- 1 envelope unflavored gelatin
- 1/4 cup cold water
- 1/3 cup sugar
- 1 tablespoon fresh lemon juice
- 2 teaspoons vanilla extract
- 1 (8-ounce) tub reduced-fat cream cheese
- 1 (12-ounce) can evaporated skimmed milk
- 1 (21-ounce) can cherry pie filling
- calories 254
- caloriesfromfat 23 %
- fat 6.6 g
- satfat 3.9 g
- monofat 0.0 g
- polyfat 0.2 g
- protein 9.6 g
- carbohydrate 40 g
- fiber 0.0 g
- cholesterol 24 mg
- iron 0.2 mg
- sodium 280 mg
- calcium 225 mg
How to Make It
Sprinkle gelatin over cold water in a small saucepan; let stand 1 minute. Cook over low heat, stirring until the gelatin dissolves.
Combine sugar and next 3 ingredients in a medium bowl, and beat at medium speed of a mixer until smooth.

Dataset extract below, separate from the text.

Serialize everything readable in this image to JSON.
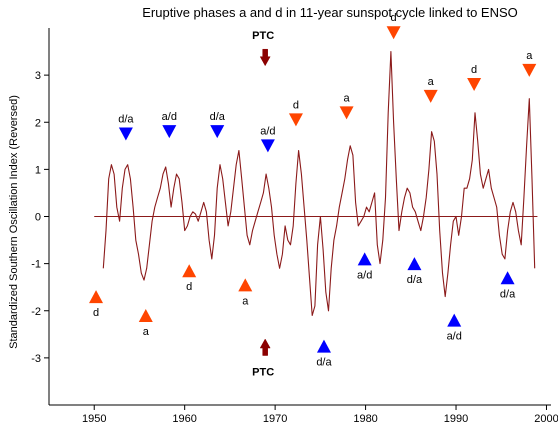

Gradually add milk, beating at low speed until smooth. Add gelatin mixture; beat until blended.
Spoon one heaping tablespoon of pie filling into each of 6 (6-ounce) stemmed glasses, and top with 1/2 cup cheese mixture. Cover and chill at least 3 hours.
Spoon one heaping tablespoon of pie filling onto each serving; reserve remaining pie filling for another use (store reserved pie filling in an air-tight container in refrigerator).